Which is all to say that, as I am sitting in these concrete structures, about to shoot images (that medium most transparently constructed of surface) for a political entity that I probably don’t quite agree with, I wear sweatpants that look like slacks as a slight rebellion: as long as I don’t reach my arms too high up, and reveal the drawstring waistband, then these look as formal as it gets, but remain comfortable for me.
Limit
Instrumental music: all surface. A play of surface.
Image: All surface. Give it metaphor; give it meaning; imagine its other.
Image the limit, image the surface. What else is there?
Little concrete gestures, orienting towards things, towards ideas...
If there is the limitless, I cannot figure it.
The universe, they say, expands at 160,000 miles per hour,
(which is apparently just slightly faster than my internet speed!)
and I have a hard time being convinced (I think it shows).
I was reading Jean-Luc Nancy, and telling my professor his attempt to critique the idea of myth, without creating a new mythology.
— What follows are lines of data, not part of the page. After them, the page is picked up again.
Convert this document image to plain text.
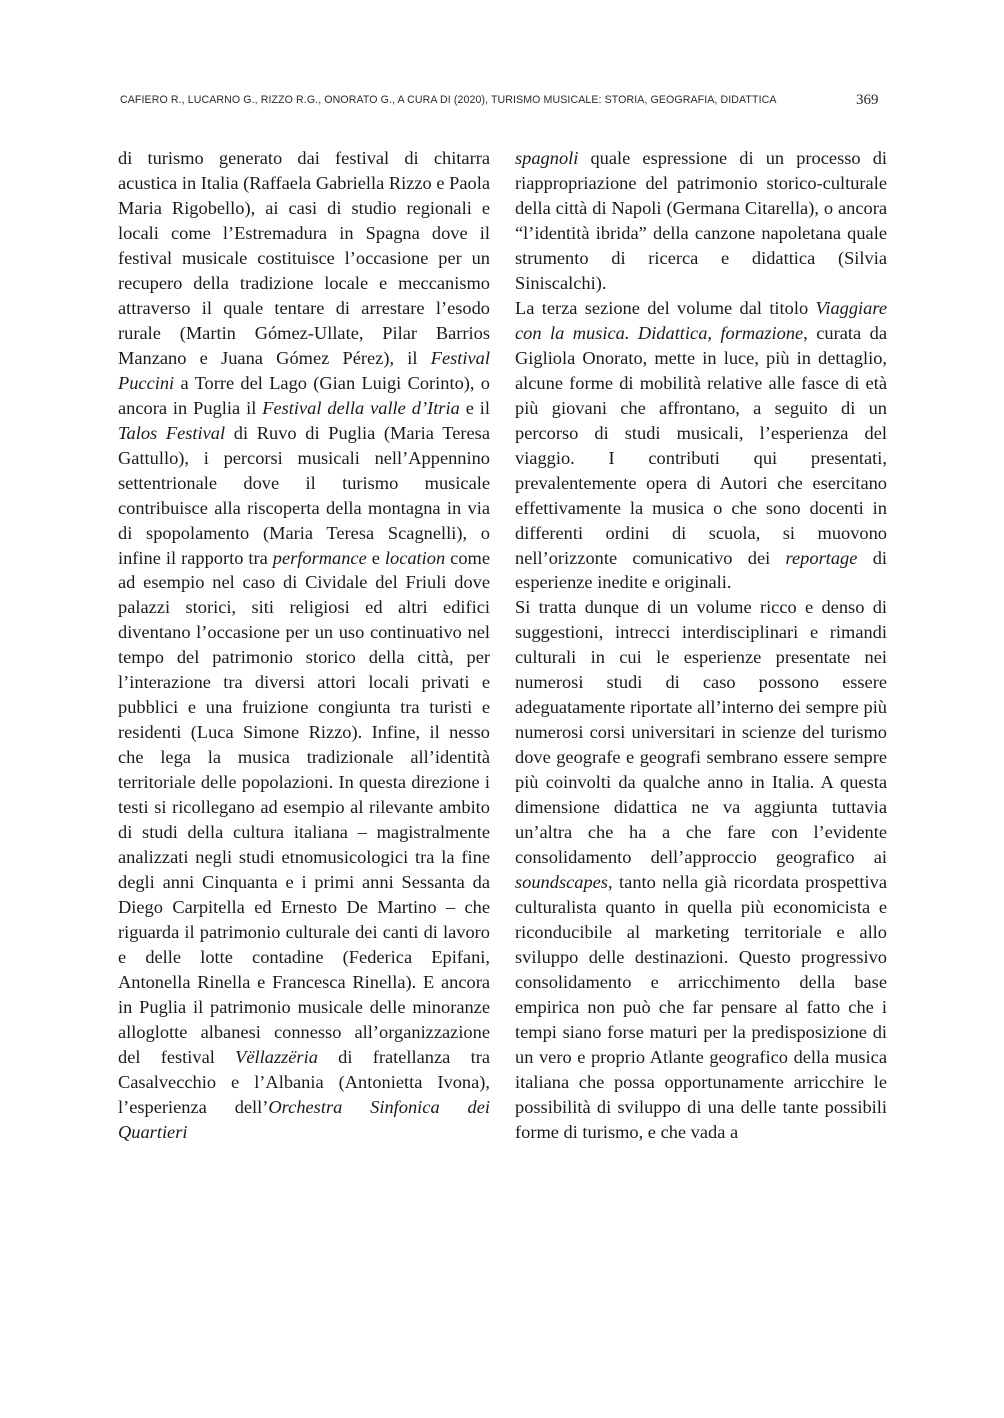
CAFIERO R., LUCARNO G., RIZZO R.G., ONORATO G., A CURA DI (2020), TURISMO MUSICALE: STORIA, GEOGRAFIA, DIDATTICA	369

di turismo generato dai festival di chitarra acustica in Italia (Raffaela Gabriella Rizzo e Paola Maria Rigobello), ai casi di studio regionali e locali come l’Estremadura in Spagna dove il festival musicale costituisce l’occasione per un recupero della tradizione locale e meccanismo attraverso il quale tentare di arrestare l’esodo rurale (Martin Gómez-Ullate, Pilar Barrios Manzano e Juana Gómez Pérez), il Festival Puccini a Torre del Lago (Gian Luigi Corinto), o ancora in Puglia il Festival della valle d’Itria e il Talos Festival di Ruvo di Puglia (Maria Teresa Gattullo), i percorsi musicali nell’Appennino settentrionale dove il turismo musicale contribuisce alla riscoperta della montagna in via di spopolamento (Maria Teresa Scagnelli), o infine il rapporto tra performance e location come ad esempio nel caso di Cividale del Friuli dove palazzi storici, siti religiosi ed altri edifici diventano l’occasione per un uso continuativo nel tempo del patrimonio storico della città, per l’interazione tra diversi attori locali privati e pubblici e una fruizione congiunta tra turisti e residenti (Luca Simone Rizzo). Infine, il nesso che lega la musica tradizionale all’identità territoriale delle popolazioni. In questa direzione i testi si ricollegano ad esempio al rilevante ambito di studi della cultura italiana – magistralmente analizzati negli studi etnomusicologici tra la fine degli anni Cinquanta e i primi anni Sessanta da Diego Carpitella ed Ernesto De Martino – che riguarda il patrimonio culturale dei canti di lavoro e delle lotte contadine (Federica Epifani, Antonella Rinella e Francesca Rinella). E ancora in Puglia il patrimonio musicale delle minoranze alloglotte albanesi connesso all’organizzazione del festival Vëllazzëria di fratellanza tra Casalvecchio e l’Albania (Antonietta Ivona), l’esperienza dell’Orchestra Sinfonica dei Quartieri

spagnoli quale espressione di un processo di riappropriazione del patrimonio storico-culturale della città di Napoli (Germana Citarella), o ancora “l’identità ibrida” della canzone napoletana quale strumento di ricerca e didattica (Silvia Siniscalchi).

La terza sezione del volume dal titolo Viaggiare con la musica. Didattica, formazione, curata da Gigliola Onorato, mette in luce, più in dettaglio, alcune forme di mobilità relative alle fasce di età più giovani che affrontano, a seguito di un percorso di studi musicali, l’esperienza del viaggio. I contributi qui presentati, prevalentemente opera di Autori che esercitano effettivamente la musica o che sono docenti in differenti ordini di scuola, si muovono nell’orizzonte comunicativo dei reportage di esperienze inedite e originali.

Si tratta dunque di un volume ricco e denso di suggestioni, intrecci interdisciplinari e rimandi culturali in cui le esperienze presentate nei numerosi studi di caso possono essere adeguatamente riportate all’interno dei sempre più numerosi corsi universitari in scienze del turismo dove geografe e geografi sembrano essere sempre più coinvolti da qualche anno in Italia. A questa dimensione didattica ne va aggiunta tuttavia un’altra che ha a che fare con l’evidente consolidamento dell’approccio geografico ai soundscapes, tanto nella già ricordata prospettiva culturalista quanto in quella più economicista e riconducibile al marketing territoriale e allo sviluppo delle destinazioni. Questo progressivo consolidamento e arricchimento della base empirica non può che far pensare al fatto che i tempi siano forse maturi per la predisposizione di un vero e proprio Atlante geografico della musica italiana che possa opportunamente arricchire le possibilità di sviluppo di una delle tante possibili forme di turismo, e che vada a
She told me to “ground these ideas,” and I thought that that was the difficulty: to avoid this form of fiction, and to avoid some sort of “autofiguration” of “nature” or “humanity” or “myth itself,” or these stories that attempt to “inaugurate meaning.” How, really, can you critique our propensity for mythologies without creating, in some abstracted sense, a myth of our propensities? What a silly question. I told her I wanted to take pictures of asphalt. How’s that for grounding?
I thought of Annie Dillard’s use of the word “bathetic” when she visited “Jesus’ birthplace,” where Christianity might be inaugurated. The word means something like anticlimatic or disillusioning. And I think of claims of ideologies and mythologies and limitless worlds and these cheap-shot vocabularies attempting to rip our attention away ourselves, placing our own subjectivities in some larger drama of sin or samsara or divine orders or some cause for T-r-u-t-h. “Have you ever looked at your hand?!” Why not, instead, stare at the asphalt beneath our feet, at this world so boring and so removed from the drama of attention? Give me that drama-free religion of a world so apathetic to our gaze for the limitless. My eye stops on the ground, with no articulation of ideas; only a gesture removed from understanding.